ROANOKE TIMES

                         Roanoke Times
                 Copyright (c) 1995, Landmark Communications, Inc.

DATE: SUNDAY, May 27, 1990                   TAG: 9006010023
SECTION: HORIZON                    PAGE: F-5   EDITION: METRO 
SOURCE: Reviewed by GEOFF SEAMANS
DATELINE:                                 LENGTH: Medium


ART, PROPHECY, LOVE AND THE BOYS OF SUMMER

Prophet of the Sandlots: Journeys with a Major League Scout. By Mark Winegardner. The Atlantic Monthly Press. $18.95.

The Baseball Book 1990. By Bill James. Random House (Villard Books). $12.95 (paper.)

The Ballplayers: Baseball's Ultimate Biographical Reference. By Mike Shatzkin and Jim Charlton. William Morrow (Arbor House). $39.95.

The All-Lover All-Star Team and 50 Other Improbable Baseball All-Star Lineups. By Al Davis and Elliot Horn. William Morrow. $12.95.

The Art of Baseball. By Shelly Mehlman Dinhofer. Crown (Harmony Books). $40.

The "prophet" of Mark Winegardner's title is Tony Lucadello, a major-league baseball scout for half a century. Winegardner's account is drawn from his travels with Lucadello during what turned out to be the last year of the scout's life.

Lucadello was among the best in his profession at projecting the potential of young ballplayers. (Among his signees were Mike Schmidt and Ferguson Jenkins). But Lucadello, an eccentric if charming loner, was a "prophet" also in the sense that he decried the advent in baseball of a corporate mentality that prefers bureaucratic mediocrity to unconventional brilliance.

Some readers may find the point to have applicability beyond baseball.

Eccentric brilliance, however, is not entirely passed from the baseball scene. Bill James is making a nice (I presume) living by tapping his 1: skeptical mind ever ready to challenge received baseball "wisdom" and 2: ability to make his points always pungently and often persuasively.

So persuasively, in fact, that much of his earlier work is now the received wisdom: What serious fan, for example, is not now aware that a .240 batter who is patient at the plate and hits with power is of more value offensively than a .300 singles hitter who seldom walks?

James doesn't continue to wage a war already won. His last "Baseball Abstract" was in 1988; he now leaves traditional team-by-team and player-by-player analyses to more prosaic competitors. This year, he initiates a new series (a new career, he'd say) with "The Baseball Book 1990."

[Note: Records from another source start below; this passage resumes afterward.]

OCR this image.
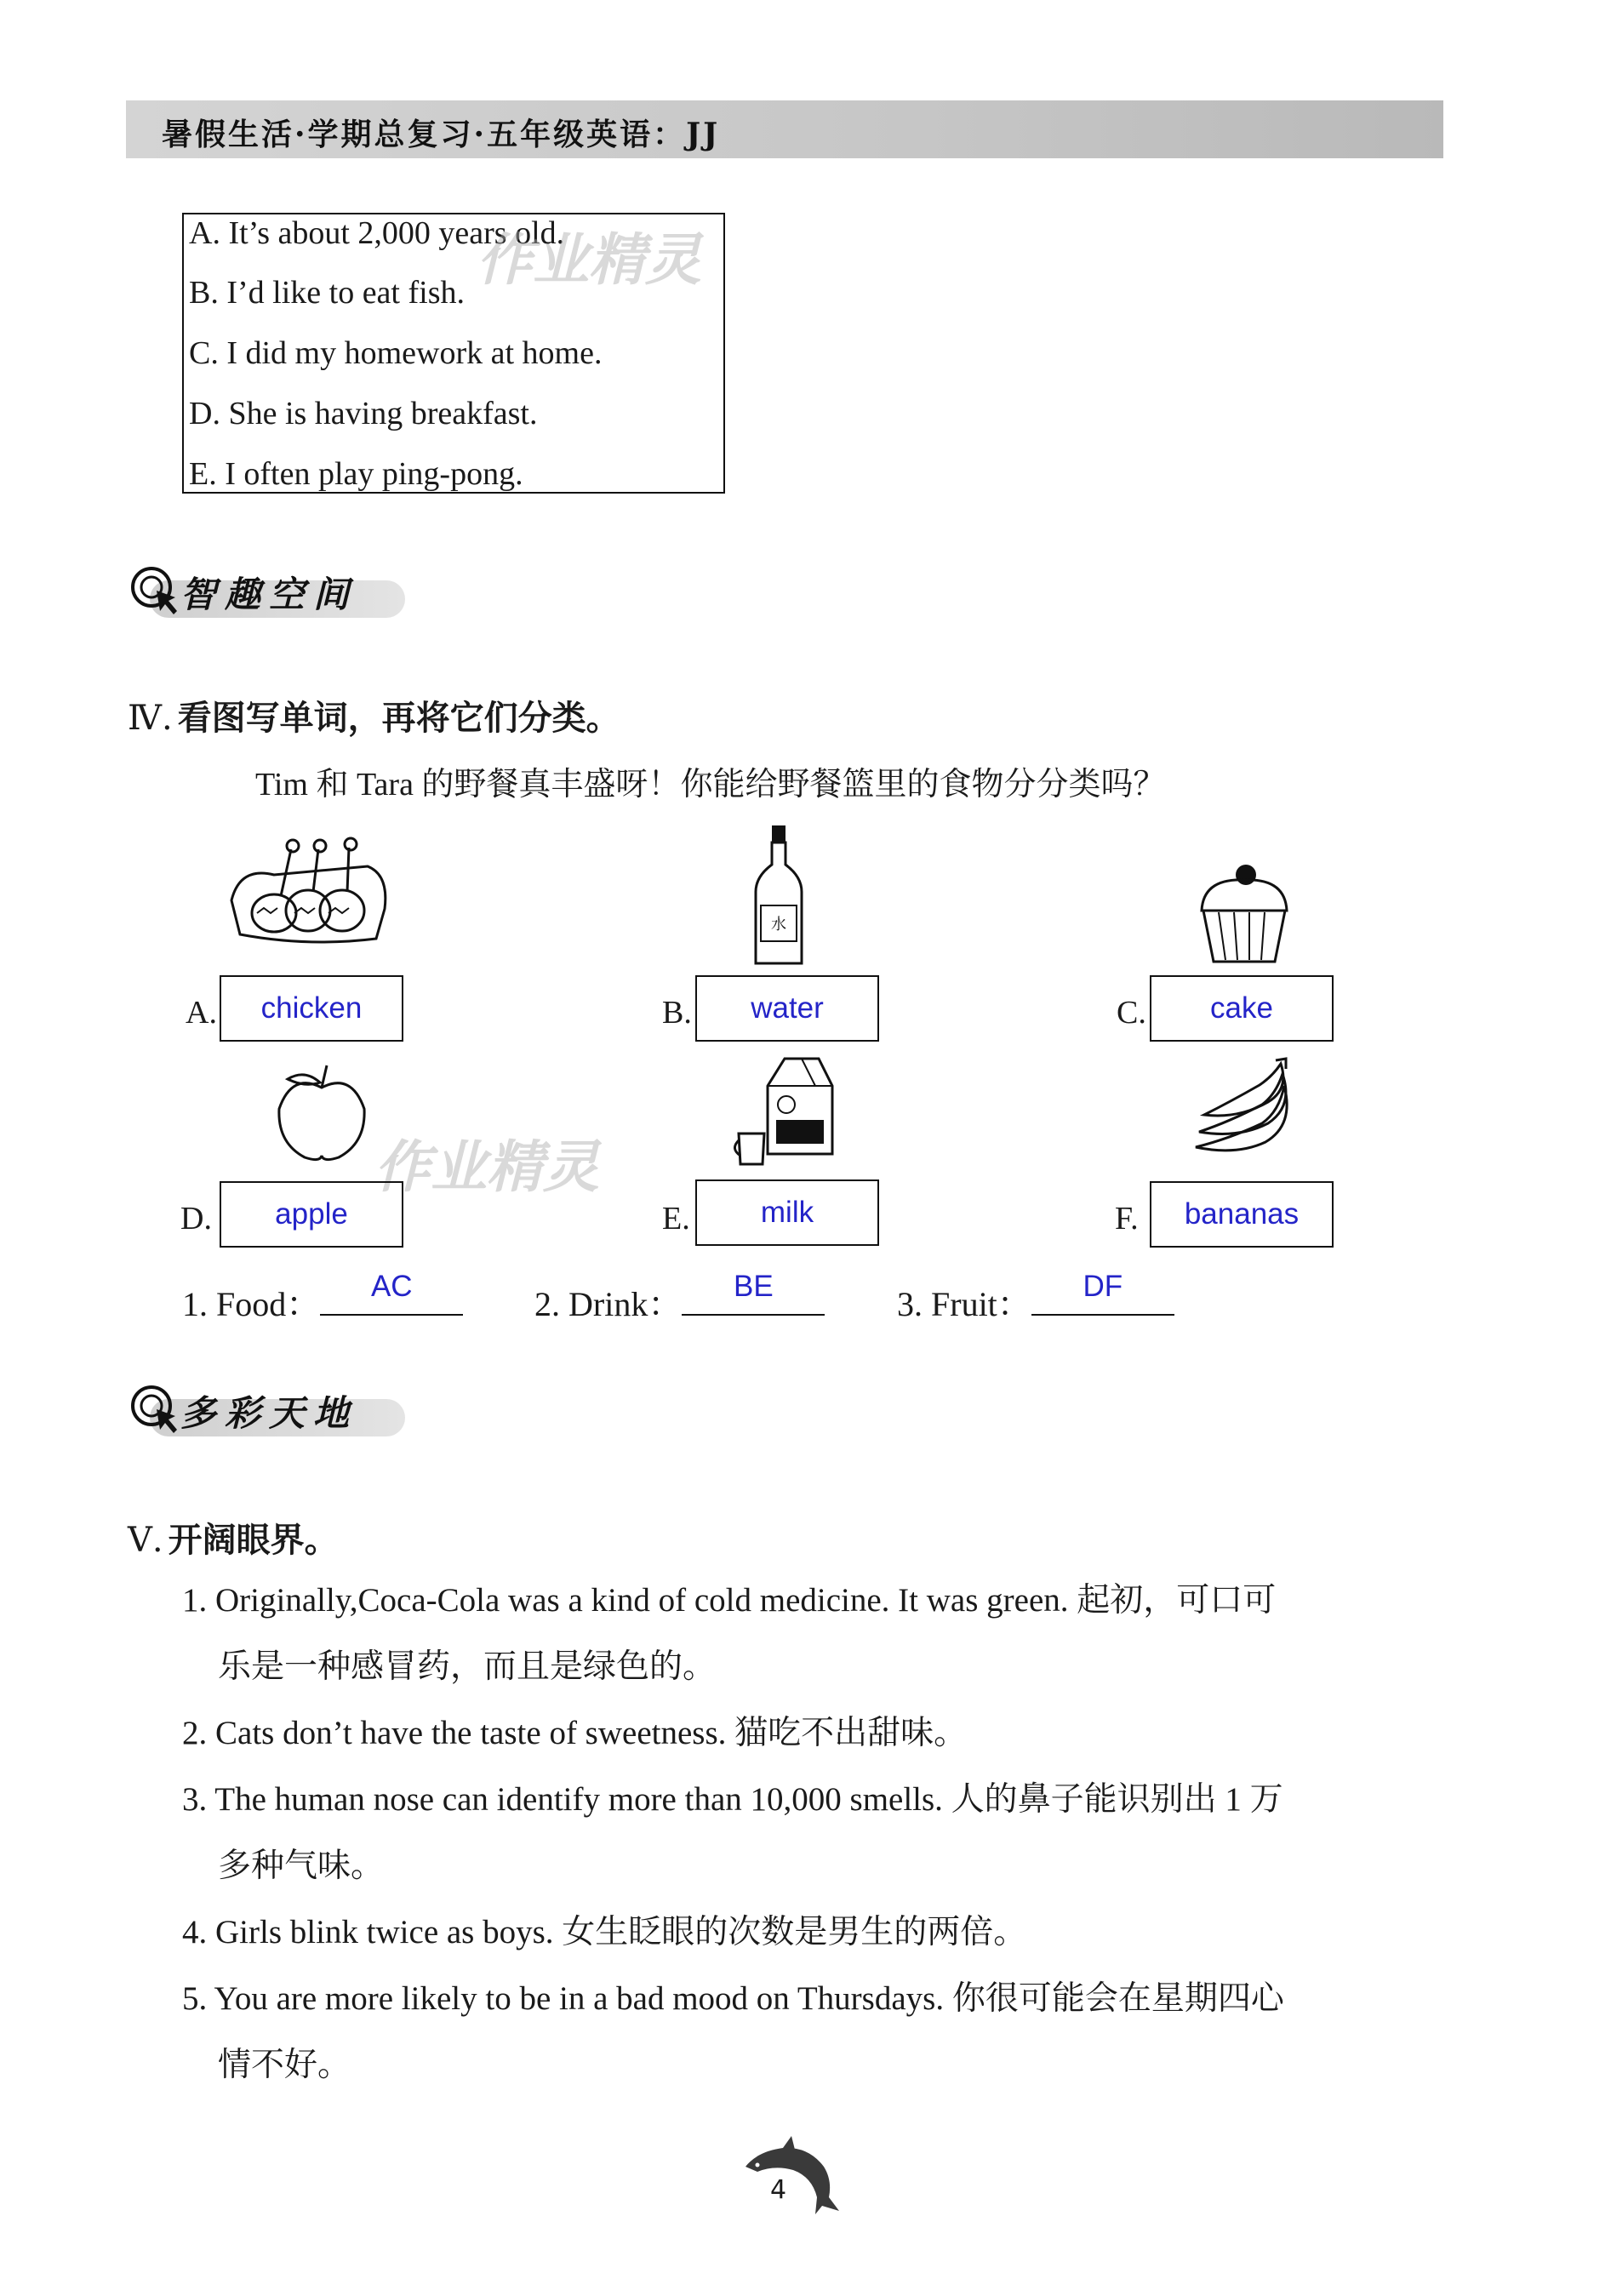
暑假生活·学期总复习·五年级英语：JJ
A. It’s about 2,000 years old.
B. I’d like to eat fish.
C. I did my homework at home.
D. She is having breakfast.
E. I often play ping-pong.
作业精灵
智趣空间
Ⅳ. 看图写单词，再将它们分类。
Tim 和 Tara 的野餐真丰盛呀！你能给野餐篮里的食物分分类吗？
水
A. chicken	B. water	C. cake
作业精灵
D. apple	E. milk	F. bananas
1. Food：	AC	2. Drink：	BE	3. Fruit：	DF
多彩天地
Ⅴ. 开阔眼界。
1. Originally,Coca-Cola was a kind of cold medicine. It was green. 起初，可口可
乐是一种感冒药，而且是绿色的。
2. Cats don’t have the taste of sweetness. 猫吃不出甜味。
3. The human nose can identify more than 10,000 smells. 人的鼻子能识别出 1 万
多种气味。
4. Girls blink twice as boys. 女生眨眼的次数是男生的两倍。
5. You are more likely to be in a bad mood on Thursdays. 你很可能会在星期四心
情不好。
4
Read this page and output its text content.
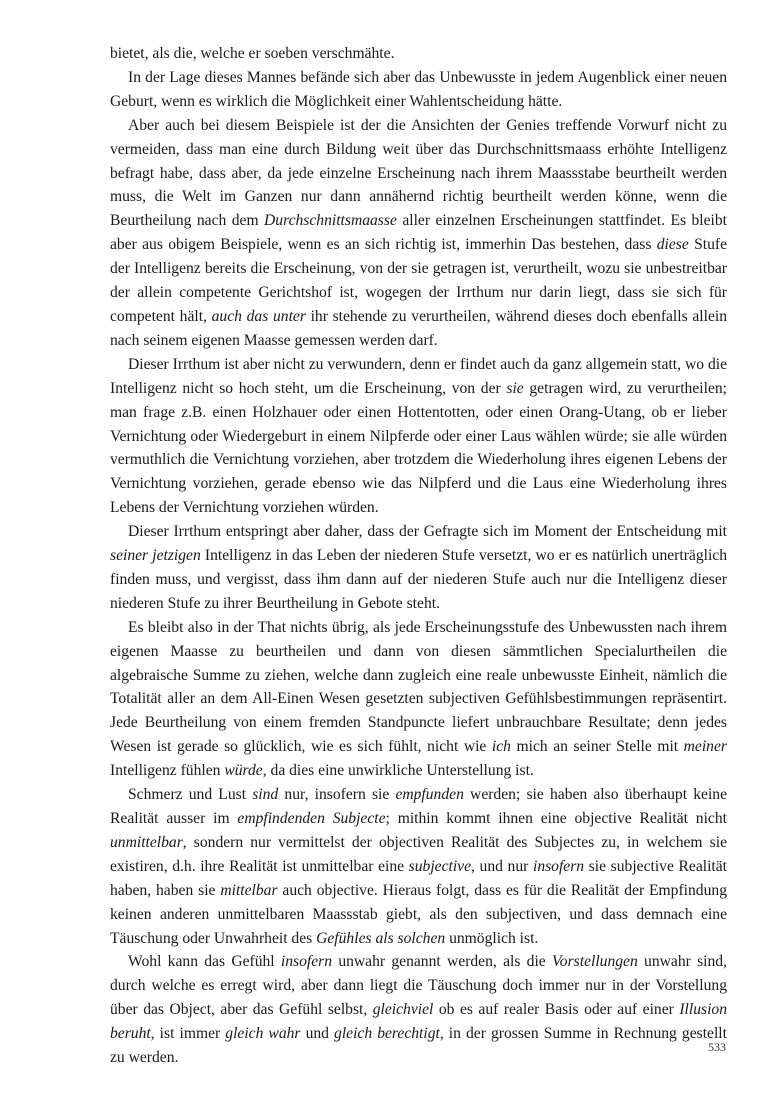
bietet, als die, welche er soeben verschmähte.

In der Lage dieses Mannes befände sich aber das Unbewusste in jedem Augenblick einer neuen Geburt, wenn es wirklich die Möglichkeit einer Wahlentscheidung hätte.

Aber auch bei diesem Beispiele ist der die Ansichten der Genies treffende Vorwurf nicht zu vermeiden, dass man eine durch Bildung weit über das Durchschnittsmaass erhöhte Intelligenz befragt habe, dass aber, da jede einzelne Erscheinung nach ihrem Maassstabe beurtheilt werden muss, die Welt im Ganzen nur dann annähernd richtig beurtheilt werden könne, wenn die Beurtheilung nach dem Durchschnittsmaasse aller einzelnen Erscheinungen stattfindet. Es bleibt aber aus obigem Beispiele, wenn es an sich richtig ist, immerhin Das bestehen, dass diese Stufe der Intelligenz bereits die Erscheinung, von der sie getragen ist, verurtheilt, wozu sie unbestreitbar der allein competente Gerichtshof ist, wogegen der Irrthum nur darin liegt, dass sie sich für competent hält, auch das unter ihr stehende zu verurtheilen, während dieses doch ebenfalls allein nach seinem eigenen Maasse gemessen werden darf.

Dieser Irrthum ist aber nicht zu verwundern, denn er findet auch da ganz allgemein statt, wo die Intelligenz nicht so hoch steht, um die Erscheinung, von der sie getragen wird, zu verurtheilen; man frage z.B. einen Holzhauer oder einen Hottentotten, oder einen Orang-Utang, ob er lieber Vernichtung oder Wiedergeburt in einem Nilpferde oder einer Laus wählen würde; sie alle würden vermuthlich die Vernichtung vorziehen, aber trotzdem die Wiederholung ihres eigenen Lebens der Vernichtung vorziehen, gerade ebenso wie das Nilpferd und die Laus eine Wiederholung ihres Lebens der Vernichtung vorziehen würden.

Dieser Irrthum entspringt aber daher, dass der Gefragte sich im Moment der Entscheidung mit seiner jetzigen Intelligenz in das Leben der niederen Stufe versetzt, wo er es natürlich unerträglich finden muss, und vergisst, dass ihm dann auf der niederen Stufe auch nur die Intelligenz dieser niederen Stufe zu ihrer Beurtheilung in Gebote steht.

Es bleibt also in der That nichts übrig, als jede Erscheinungsstufe des Unbewussten nach ihrem eigenen Maasse zu beurtheilen und dann von diesen sämmtlichen Specialurtheilen die algebraische Summe zu ziehen, welche dann zugleich eine reale unbewusste Einheit, nämlich die Totalität aller an dem All-Einen Wesen gesetzten subjectiven Gefühlsbestimmungen repräsentirt. Jede Beurtheilung von einem fremden Standpuncte liefert unbrauchbare Resultate; denn jedes Wesen ist gerade so glücklich, wie es sich fühlt, nicht wie ich mich an seiner Stelle mit meiner Intelligenz fühlen würde, da dies eine unwirkliche Unterstellung ist.

Schmerz und Lust sind nur, insofern sie empfunden werden; sie haben also überhaupt keine Realität ausser im empfindenden Subjecte; mithin kommt ihnen eine objective Realität nicht unmittelbar, sondern nur vermittelst der objectiven Realität des Subjectes zu, in welchem sie existiren, d.h. ihre Realität ist unmittelbar eine subjective, und nur insofern sie subjective Realität haben, haben sie mittelbar auch objective. Hieraus folgt, dass es für die Realität der Empfindung keinen anderen unmittelbaren Maassstab giebt, als den subjectiven, und dass demnach eine Täuschung oder Unwahrheit des Gefühles als solchen unmöglich ist.

Wohl kann das Gefühl insofern unwahr genannt werden, als die Vorstellungen unwahr sind, durch welche es erregt wird, aber dann liegt die Täuschung doch immer nur in der Vorstellung über das Object, aber das Gefühl selbst, gleichviel ob es auf realer Basis oder auf einer Illusion beruht, ist immer gleich wahr und gleich berechtigt, in der grossen Summe in Rechnung gestellt zu werden.

533
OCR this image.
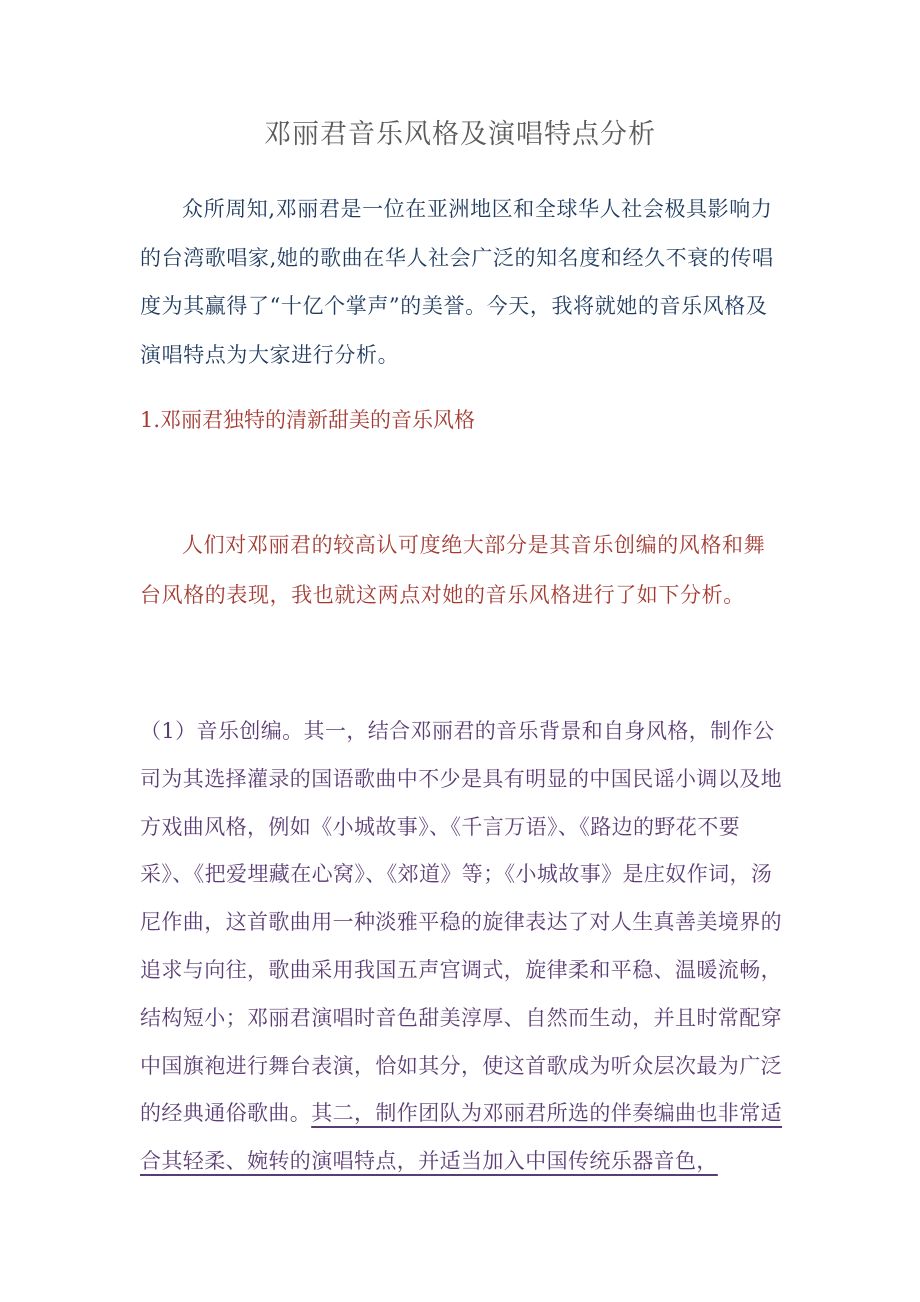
邓丽君音乐风格及演唱特点分析

众所周知,邓丽君是一位在亚洲地区和全球华人社会极具影响力的台湾歌唱家,她的歌曲在华人社会广泛的知名度和经久不衰的传唱度为其赢得了“十亿个掌声”的美誉。今天，我将就她的音乐风格及演唱特点为大家进行分析。

1.邓丽君独特的清新甜美的音乐风格

人们对邓丽君的较高认可度绝大部分是其音乐创编的风格和舞台风格的表现，我也就这两点对她的音乐风格进行了如下分析。

（1）音乐创编。其一，结合邓丽君的音乐背景和自身风格，制作公司为其选择灌录的国语歌曲中不少是具有明显的中国民谣小调以及地方戏曲风格，例如《小城故事》、《千言万语》、《路边的野花不要采》、《把爱埋藏在心窝》、《郊道》等；《小城故事》是庄奴作词，汤尼作曲，这首歌曲用一种淡雅平稳的旋律表达了对人生真善美境界的追求与向往，歌曲采用我国五声宫调式，旋律柔和平稳、温暖流畅，结构短小；邓丽君演唱时音色甜美淳厚、自然而生动，并且时常配穿中国旗袍进行舞台表演，恰如其分，使这首歌成为听众层次最为广泛的经典通俗歌曲。其二，制作团队为邓丽君所选的伴奏编曲也非常适合其轻柔、婉转的演唱特点，并适当加入中国传统乐器音色，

His Abstracts stressed statistical analysis; "The Baseball Book 1990" stresses anecdotal and historical analysis. A section of player-by-player comments is non-statistical but more inclusive than similar sections in the Abstracts, and is written with Rotisserie League players in mind.

An essay on Pete Rose is of particular note. James was not an admirer of Rose the player, nor is he an admirer of the company that Rose the person has chosen to keep. But the investigator's report compiled for the commissioner's office, James argues, lacks by far enough evidence to prove that Rose bet on baseball games.

"The Ballplayers" may well be "The One & Only Book That Tells the Stories Behind the Stats," and no doubt is of reference value. How much, though, is open to question.

More complete statistical information already is available in books that include season-by-season numbers as well as career totals. And the non-statistical information for each entry - the purpose of the book - tends to be bare-bones dry.

James also is trying to fill the niche; he does it better - but, alas, got through only the A's in his inaugural "Baseball Book" this year. For a long while, I suspect, "The Ballplayers" will be the only game in this particular town unless you're looking up someone whose last name begins near the top of the alphabet.

As a last-resort idea on slow days, sports columnists sometimes name various sorts of all-star teams: an all-Italian team, an all-Methodist team, an all-hard-to-pronounce-name team, or whatever. The trick is to find players who legitimately meet the criterion of the day and who legitimately play or played the positions to which you assign them.

Those are columns I usually don't bother to read. Looking through "The All-Lover All-Star Team" reminded me of why I usually don't bother to read them.

Written by the director and curator of Museum of the Borough of Brooklyn, "The Art of Baseball" is about the of baseball, not the art of baseball.

Not only do I not know much about art, but I'm not even sure what I like. I do know, though, that the various paintings, photos and the like are handsomely reproduced, and that Shelly Mehlman Dinhofer's text is an informative review of the evolution of artistic technique and style, against the backdrop of developments in the game itself.